7-Jährige Madeleine Albright  (unten rechts) | Foto:  Archiv von Madeleine Albright

Sie wurde am 15. Mai 1937 als Marie Jana Körbelová im Prager Stadtteil Smíchov geboren. Ihre Großmutter nannte sie Madla, nach der Figur aus dem damals populären Film „Madla zpívá Evropě“ („Madla singt für Europa“). Ihre Mutter nannte sie Madlen, und die anderen riefen sie meistens Madlenko.

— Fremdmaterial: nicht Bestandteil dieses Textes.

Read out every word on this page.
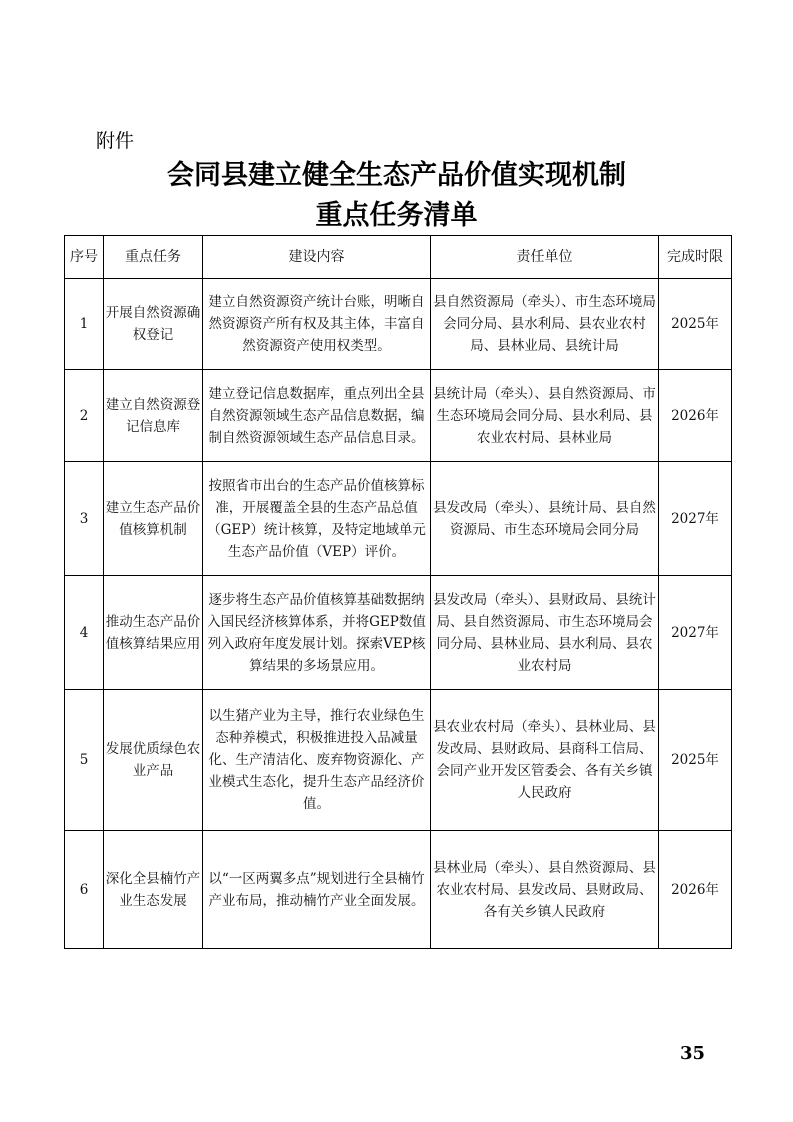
附件
会同县建立健全生态产品价值实现机制
重点任务清单
序号	重点任务	建设内容	责任单位	完成时限
1	开展自然资源确权登记	建立自然资源资产统计台账，明晰自然资源资产所有权及其主体，丰富自然资源资产使用权类型。	县自然资源局（牵头）、市生态环境局会同分局、县水利局、县农业农村局、县林业局、县统计局	2025年
2	建立自然资源登记信息库	建立登记信息数据库，重点列出全县自然资源领域生态产品信息数据，编制自然资源领域生态产品信息目录。	县统计局（牵头）、县自然资源局、市生态环境局会同分局、县水利局、县农业农村局、县林业局	2026年
3	建立生态产品价值核算机制	按照省市出台的生态产品价值核算标准，开展覆盖全县的生态产品总值（GEP）统计核算，及特定地域单元生态产品价值（VEP）评价。	县发改局（牵头）、县统计局、县自然资源局、市生态环境局会同分局	2027年
4	推动生态产品价值核算结果应用	逐步将生态产品价值核算基础数据纳入国民经济核算体系，并将GEP数值列入政府年度发展计划。探索VEP核算结果的多场景应用。	县发改局（牵头）、县财政局、县统计局、县自然资源局、市生态环境局会同分局、县林业局、县水利局、县农业农村局	2027年
5	发展优质绿色农业产品	以生猪产业为主导，推行农业绿色生态种养模式，积极推进投入品减量化、生产清洁化、废弃物资源化、产业模式生态化，提升生态产品经济价值。	县农业农村局（牵头）、县林业局、县发改局、县财政局、县商科工信局、会同产业开发区管委会、各有关乡镇人民政府	2025年
6	深化全县楠竹产业生态发展	以“一区两翼多点”规划进行全县楠竹产业布局，推动楠竹产业全面发展。	县林业局（牵头）、县自然资源局、县农业农村局、县发改局、县财政局、各有关乡镇人民政府	2026年
35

Madeleine Albright | Quelle:  Verlag Argo

Albright wuchs im humanistischen Geiste Masaryks in einer Familie jüdischer Herkunft auf, ihre Eltern konvertierten jedoch zum katholischen Glauben. Kurz nach ihrer Geburt wurde die kleine Marie nach Belgrad gebracht, wo ihr Vater zu dieser Zeit als Diplomat an der tschechoslowakischen Botschaft in Jugoslawien arbeitete.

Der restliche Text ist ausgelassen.